Date of Grant: ____________________________________________
Vesting Commencement Date: ________________________________
Number of Restricted Stock Units: ________________________________
Vesting Schedule: (a) 50% of the Restricted Stock Units will vest on the date of the Compensation Committee’s decision that the Company has received positive data readout from its Phase 3 clinical study relating to sulbactam-durlobactam, (referred to generally as the ATTACK trial (the “First Vesting Date”); and (b) 50% of the Restricted Stock Units will vest on the anniversary of the First Vesting Date.
Issuance Schedule: Subject to any Capitalization Adjustment, one share of Common Stock (or its cash equivalent, at the discretion of the Company) will be issued for each Restricted Stock Unit that vests at the time set forth in Section 6 of the Award Agreement.
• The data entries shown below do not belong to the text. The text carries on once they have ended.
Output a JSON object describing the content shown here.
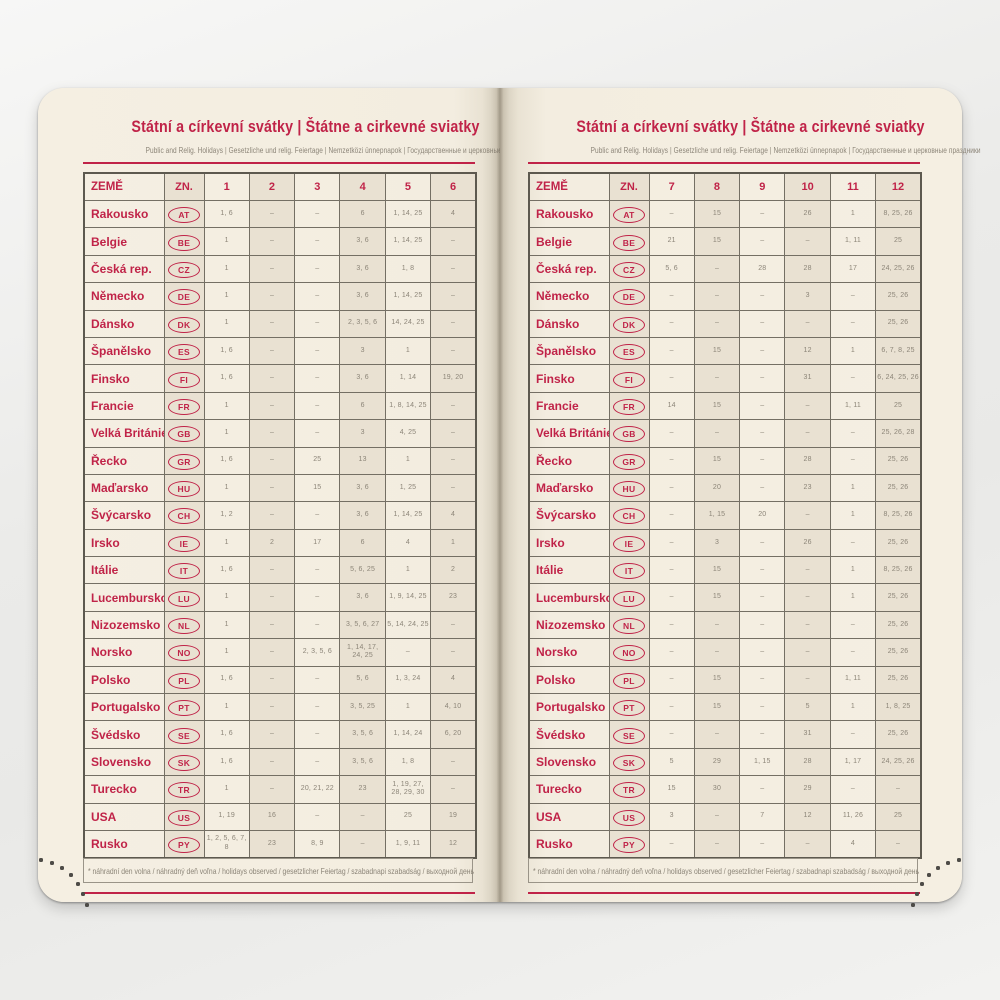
{
  "page": {
    "title": "Státní a církevní svátky | Štátne a cirkevné sviatky",
    "subtitle": "Public and Relig. Holidays | Gesetzliche und relig. Feiertage | Nemzetközi ünnepnapok | Государственные и церковные праздники",
    "footnote": "* náhradní den volna / náhradný deň voľna / holidays observed / gesetzlicher Feiertag / szabadnapi szabadság / выходной день",
    "colors": {
      "accent": "#c02348",
      "number_text": "#8c8578",
      "page_background": "#f3ede0",
      "column_shade": "#e9e1d2"
    }
  },
  "left_table": {
    "headers": [
      "ZEMĚ",
      "ZN.",
      "1",
      "2",
      "3",
      "4",
      "5",
      "6"
    ],
    "rows": [
      {
        "country": "Rakousko",
        "code": "AT",
        "months": [
          "1, 6",
          "–",
          "–",
          "6",
          "1, 14, 25",
          "4"
        ]
      },
      {
        "country": "Belgie",
        "code": "BE",
        "months": [
          "1",
          "–",
          "–",
          "3, 6",
          "1, 14, 25",
          "–"
        ]
      },
      {
        "country": "Česká rep.",
        "code": "CZ",
        "months": [
          "1",
          "–",
          "–",
          "3, 6",
          "1, 8",
          "–"
        ]
      },
      {
        "country": "Německo",
        "code": "DE",
        "months": [
          "1",
          "–",
          "–",
          "3, 6",
          "1, 14, 25",
          "–"
        ]
      },
      {
        "country": "Dánsko",
        "code": "DK",
        "months": [
          "1",
          "–",
          "–",
          "2, 3, 5, 6",
          "14, 24, 25",
          "–"
        ]
      },
      {
        "country": "Španělsko",
        "code": "ES",
        "months": [
          "1, 6",
          "–",
          "–",
          "3",
          "1",
          "–"
        ]
      },
      {
        "country": "Finsko",
        "code": "FI",
        "months": [
          "1, 6",
          "–",
          "–",
          "3, 6",
          "1, 14",
          "19, 20"
        ]
      },
      {
        "country": "Francie",
        "code": "FR",
        "months": [
          "1",
          "–",
          "–",
          "6",
          "1, 8, 14, 25",
          "–"
        ]
      },
      {
        "country": "Velká Británie",
        "code": "GB",
        "months": [
          "1",
          "–",
          "–",
          "3",
          "4, 25",
          "–"
        ]
      },
      {
        "country": "Řecko",
        "code": "GR",
        "months": [
          "1, 6",
          "–",
          "25",
          "13",
          "1",
          "–"
        ]
      },
      {
        "country": "Maďarsko",
        "code": "HU",
        "months": [
          "1",
          "–",
          "15",
          "3, 6",
          "1, 25",
          "–"
        ]
      },
      {
        "country": "Švýcarsko",
        "code": "CH",
        "months": [
          "1, 2",
          "–",
          "–",
          "3, 6",
          "1, 14, 25",
          "4"
        ]
      },
      {
        "country": "Irsko",
        "code": "IE",
        "months": [
          "1",
          "2",
          "17",
          "6",
          "4",
          "1"
        ]
      },
      {
        "country": "Itálie",
        "code": "IT",
        "months": [
          "1, 6",
          "–",
          "–",
          "5, 6, 25",
          "1",
          "2"
        ]
      },
      {
        "country": "Lucembursko",
        "code": "LU",
        "months": [
          "1",
          "–",
          "–",
          "3, 6",
          "1, 9, 14, 25",
          "23"
        ]
      },
      {
        "country": "Nizozemsko",
        "code": "NL",
        "months": [
          "1",
          "–",
          "–",
          "3, 5, 6, 27",
          "5, 14, 24, 25",
          "–"
        ]
      },
      {
        "country": "Norsko",
        "code": "NO",
        "months": [
          "1",
          "–",
          "2, 3, 5, 6",
          "1, 14, 17, 24, 25",
          "–",
          "–"
        ]
      },
      {
        "country": "Polsko",
        "code": "PL",
        "months": [
          "1, 6",
          "–",
          "–",
          "5, 6",
          "1, 3, 24",
          "4"
        ]
      },
      {
        "country": "Portugalsko",
        "code": "PT",
        "months": [
          "1",
          "–",
          "–",
          "3, 5, 25",
          "1",
          "4, 10"
        ]
      },
      {
        "country": "Švédsko",
        "code": "SE",
        "months": [
          "1, 6",
          "–",
          "–",
          "3, 5, 6",
          "1, 14, 24",
          "6, 20"
        ]
      },
      {
        "country": "Slovensko",
        "code": "SK",
        "months": [
          "1, 6",
          "–",
          "–",
          "3, 5, 6",
          "1, 8",
          "–"
        ]
      },
      {
        "country": "Turecko",
        "code": "TR",
        "months": [
          "1",
          "–",
          "20, 21, 22",
          "23",
          "1, 19, 27,\n28, 29, 30",
          "–"
        ]
      },
      {
        "country": "USA",
        "code": "US",
        "months": [
          "1, 19",
          "16",
          "–",
          "–",
          "25",
          "19"
        ]
      },
      {
        "country": "Rusko",
        "code": "PY",
        "months": [
          "1, 2, 5, 6, 7, 8",
          "23",
          "8, 9",
          "–",
          "1, 9, 11",
          "12"
        ]
      }
    ]
  },
  "right_table": {
    "headers": [
      "ZEMĚ",
      "ZN.",
      "7",
      "8",
      "9",
      "10",
      "11",
      "12"
    ],
    "rows": [
      {
        "country": "Rakousko",
        "code": "AT",
        "months": [
          "–",
          "15",
          "–",
          "26",
          "1",
          "8, 25, 26"
        ]
      },
      {
        "country": "Belgie",
        "code": "BE",
        "months": [
          "21",
          "15",
          "–",
          "–",
          "1, 11",
          "25"
        ]
      },
      {
        "country": "Česká rep.",
        "code": "CZ",
        "months": [
          "5, 6",
          "–",
          "28",
          "28",
          "17",
          "24, 25, 26"
        ]
      },
      {
        "country": "Německo",
        "code": "DE",
        "months": [
          "–",
          "–",
          "–",
          "3",
          "–",
          "25, 26"
        ]
      },
      {
        "country": "Dánsko",
        "code": "DK",
        "months": [
          "–",
          "–",
          "–",
          "–",
          "–",
          "25, 26"
        ]
      },
      {
        "country": "Španělsko",
        "code": "ES",
        "months": [
          "–",
          "15",
          "–",
          "12",
          "1",
          "6, 7, 8, 25"
        ]
      },
      {
        "country": "Finsko",
        "code": "FI",
        "months": [
          "–",
          "–",
          "–",
          "31",
          "–",
          "6, 24, 25, 26"
        ]
      },
      {
        "country": "Francie",
        "code": "FR",
        "months": [
          "14",
          "15",
          "–",
          "–",
          "1, 11",
          "25"
        ]
      },
      {
        "country": "Velká Británie",
        "code": "GB",
        "months": [
          "–",
          "–",
          "–",
          "–",
          "–",
          "25, 26, 28"
        ]
      },
      {
        "country": "Řecko",
        "code": "GR",
        "months": [
          "–",
          "15",
          "–",
          "28",
          "–",
          "25, 26"
        ]
      },
      {
        "country": "Maďarsko",
        "code": "HU",
        "months": [
          "–",
          "20",
          "–",
          "23",
          "1",
          "25, 26"
        ]
      },
      {
        "country": "Švýcarsko",
        "code": "CH",
        "months": [
          "–",
          "1, 15",
          "20",
          "–",
          "1",
          "8, 25, 26"
        ]
      },
      {
        "country": "Irsko",
        "code": "IE",
        "months": [
          "–",
          "3",
          "–",
          "26",
          "–",
          "25, 26"
        ]
      },
      {
        "country": "Itálie",
        "code": "IT",
        "months": [
          "–",
          "15",
          "–",
          "–",
          "1",
          "8, 25, 26"
        ]
      },
      {
        "country": "Lucembursko",
        "code": "LU",
        "months": [
          "–",
          "15",
          "–",
          "–",
          "1",
          "25, 26"
        ]
      },
      {
        "country": "Nizozemsko",
        "code": "NL",
        "months": [
          "–",
          "–",
          "–",
          "–",
          "–",
          "25, 26"
        ]
      },
      {
        "country": "Norsko",
        "code": "NO",
        "months": [
          "–",
          "–",
          "–",
          "–",
          "–",
          "25, 26"
        ]
      },
      {
        "country": "Polsko",
        "code": "PL",
        "months": [
          "–",
          "15",
          "–",
          "–",
          "1, 11",
          "25, 26"
        ]
      },
      {
        "country": "Portugalsko",
        "code": "PT",
        "months": [
          "–",
          "15",
          "–",
          "5",
          "1",
          "1, 8, 25"
        ]
      },
      {
        "country": "Švédsko",
        "code": "SE",
        "months": [
          "–",
          "–",
          "–",
          "31",
          "–",
          "25, 26"
        ]
      },
      {
        "country": "Slovensko",
        "code": "SK",
        "months": [
          "5",
          "29",
          "1, 15",
          "28",
          "1, 17",
          "24, 25, 26"
        ]
      },
      {
        "country": "Turecko",
        "code": "TR",
        "months": [
          "15",
          "30",
          "–",
          "29",
          "–",
          "–"
        ]
      },
      {
        "country": "USA",
        "code": "US",
        "months": [
          "3",
          "–",
          "7",
          "12",
          "11, 26",
          "25"
        ]
      },
      {
        "country": "Rusko",
        "code": "PY",
        "months": [
          "–",
          "–",
          "–",
          "–",
          "4",
          "–"
        ]
      }
    ]
  }
}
Additional Terms/Acknowledgements: Participant acknowledges receipt of, and understands and agrees to, this Restricted Stock Unit Grant Notice, the Award Agreement and the Plan. Participant further acknowledges that as of the Date of Grant, this Restrict Stock Unit Grant Notice, the Award Agreement and the Plan set forth the entire understanding between Participant and the Company regarding the acquisition of the Common Stock pursuant to the Award specified above and supersede all prior oral and written agreements on the terms of this Award, with the exception, if applicable, of (i) the written employment agreement, offer letter or other written agreement entered into between the Company and Participant specifying the terms that should govern this specific Award, (ii) restricted stock unit awards or options previously granted an delivered to Participant, and (iii) any compensation recovery policy that is adopted by the Company or is otherwise required by applicable law.
By accepting this Award, Participant acknowledges having received and read the Restricted Stock Unit Grant Notice, the Award Agreement and the Plan and agrees to all of the terms and conditions set forth in these documents. Participant consents to receive such documents by electronic delivery and to participate in the Plan through an on-line or electronic system established and maintained by the Company or another third party designated by the Company.